Die Technik der Umdeutung ist deshalb so relevant, weil eine der Grundprämissen systemischen Arbeitens lautet, dass Phänomene überhaupt nur durch konnotative Rahmungen zu Problemen und Störungen werden. Vereinfacht ausgedrückt, ist die Überlegung beim therapeutischen Einsatz der Technik der Neurahmung, dass die zugrunde liegenden Phänomene nicht mehr (nur) als problematisch oder störend bewertet werden – und die Probleme damit (auch) »verschwinden« (können). Für die konzeptionelle Einordnung der Technik der Umdeutung in die systemische Praxeologie sind die Ausführungen von Simon (1995, S. 17 ff.) zur Unterscheidung der Beobachtungsdimensionen Beschreiben, Erklären, Bewerten hilfreich:


»Die Relevanz dieser drei Beobachtungsdimensionen wird deutlich, wenn wir Phänomene betrachten, die unter dem Etikett ›psychische Krankheit‹ zusammengefasst werden. Nehmen wir als Beispiel das Verhalten eines Individuums, das sozial auffällig und störend ist. Die Bezeichnungen ›störend‹ und ›auffällig‹ stellen bereits Bewertungen, wenn auch unterschiedlicher Art, dar. Wenn die Störung so weit geht, dass bei irgendwem das Bedürfnis entsteht, sie zu beseitigen, dann beginnt die Suche nach einer Erklärung. Das Verhalten könnte zum Beispiel bewusst gewählt sein (Erklärung: Bosheit eines eigenverantwortlichen Individuums) oder aber Ergebnis einer Krankheit sein (Erklärung: Wirkung eines vom individuellen Willen des ›Täters‹ unabhängigen, autonomen Prozesses). Die ursprüngliche Bewertung induziert die Suche nach einer Erklärung, und die jeweils gewählte Erklärung verändert die Bewertung. In der Folge werden vielerlei (Be-)Handlungskonsequenzen davon abhängen, wie Beschreibungen, Bewertungen und Erklärungen sich gegenseitig beeinflussen.« (Simon 1995, S. 20)

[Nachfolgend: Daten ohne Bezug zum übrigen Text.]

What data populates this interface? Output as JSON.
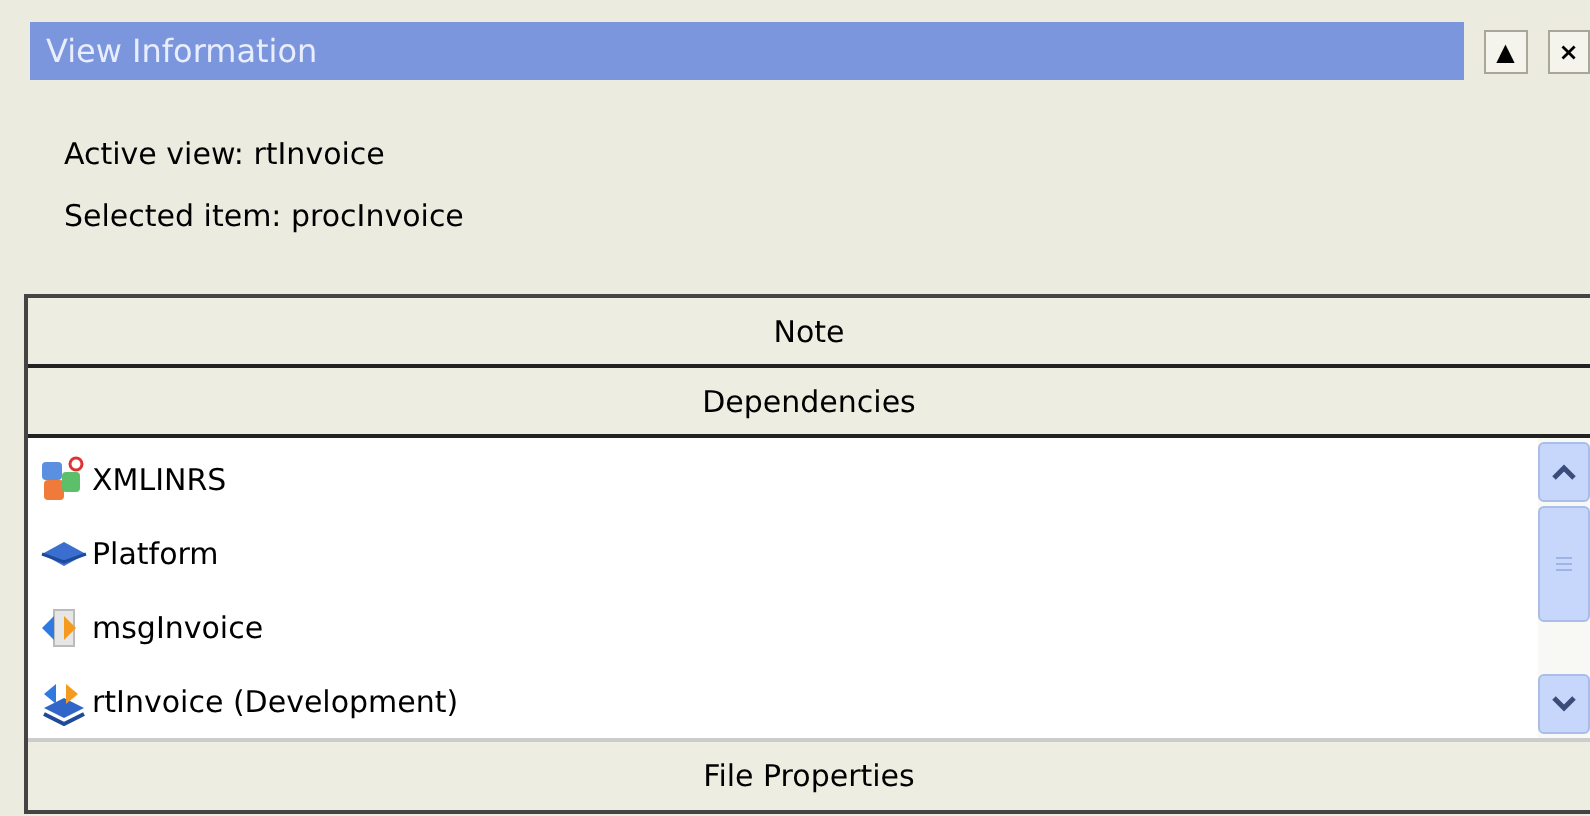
{
  "window": {
    "title": "View Information",
    "buttons": [
      "▲",
      "×"
    ]
  },
  "info": [
    "Active view: rtInvoice",
    "Selected item: procInvoice"
  ],
  "sections": [
    {
      "label": "Note"
    },
    {
      "label": "Dependencies"
    }
  ],
  "dependencies": [
    {
      "label": "XMLINRS",
      "kind": "package"
    },
    {
      "label": "Platform",
      "kind": "platform"
    },
    {
      "label": "msgInvoice",
      "kind": "message"
    },
    {
      "label": "rtInvoice (Development)",
      "kind": "route"
    }
  ],
  "footer_section": {
    "label": "File Properties"
  }
}
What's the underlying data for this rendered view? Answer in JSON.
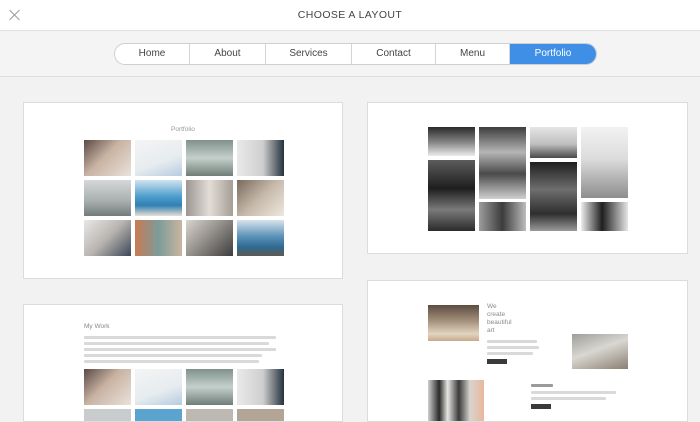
{
  "header": {
    "title": "CHOOSE A LAYOUT",
    "close_icon": "close-icon"
  },
  "tabs": [
    {
      "label": "Home",
      "active": false
    },
    {
      "label": "About",
      "active": false
    },
    {
      "label": "Services",
      "active": false
    },
    {
      "label": "Contact",
      "active": false
    },
    {
      "label": "Menu",
      "active": false
    },
    {
      "label": "Portfolio",
      "active": true
    }
  ],
  "layouts": {
    "grid_portfolio": {
      "heading": "Portfolio"
    },
    "mosaic_bw": {},
    "my_work": {
      "heading": "My Work"
    },
    "feature": {
      "heading_lines": [
        "We",
        "create",
        "beautiful",
        "art"
      ]
    }
  },
  "colors": {
    "accent": "#3f8fe6",
    "background": "#f2f2f2",
    "card": "#ffffff"
  }
}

Systemische Umdeutung ähnelt Behandlungsansätzen aus der kognitiven Verhaltenstherapie, wie etwa der rational-emotiven Therapie von Albert Ellis, bei der es darum geht, per Fragen nach empirischen Beweisen und der logischen Konsistenz des Denkens dysfunktionale Kognitionen durch rationale zu ersetzen. Im systemischen Arbeiten geht es hingegen nicht um empirische Richtigkeit, sondern um konstruktivistische Nützlichkeit (vgl. hierzu Schweitzer u. Ochs 2008, S. 141): Welche (Um-) Deutung, welche (Neu-)Rahmung von als Problem/Störung erlebten Phänomenen hat (vermutlich) welche positiven und negativen Begleiterscheinungen und Konsequenzen für wen wann wie ausgeprägt?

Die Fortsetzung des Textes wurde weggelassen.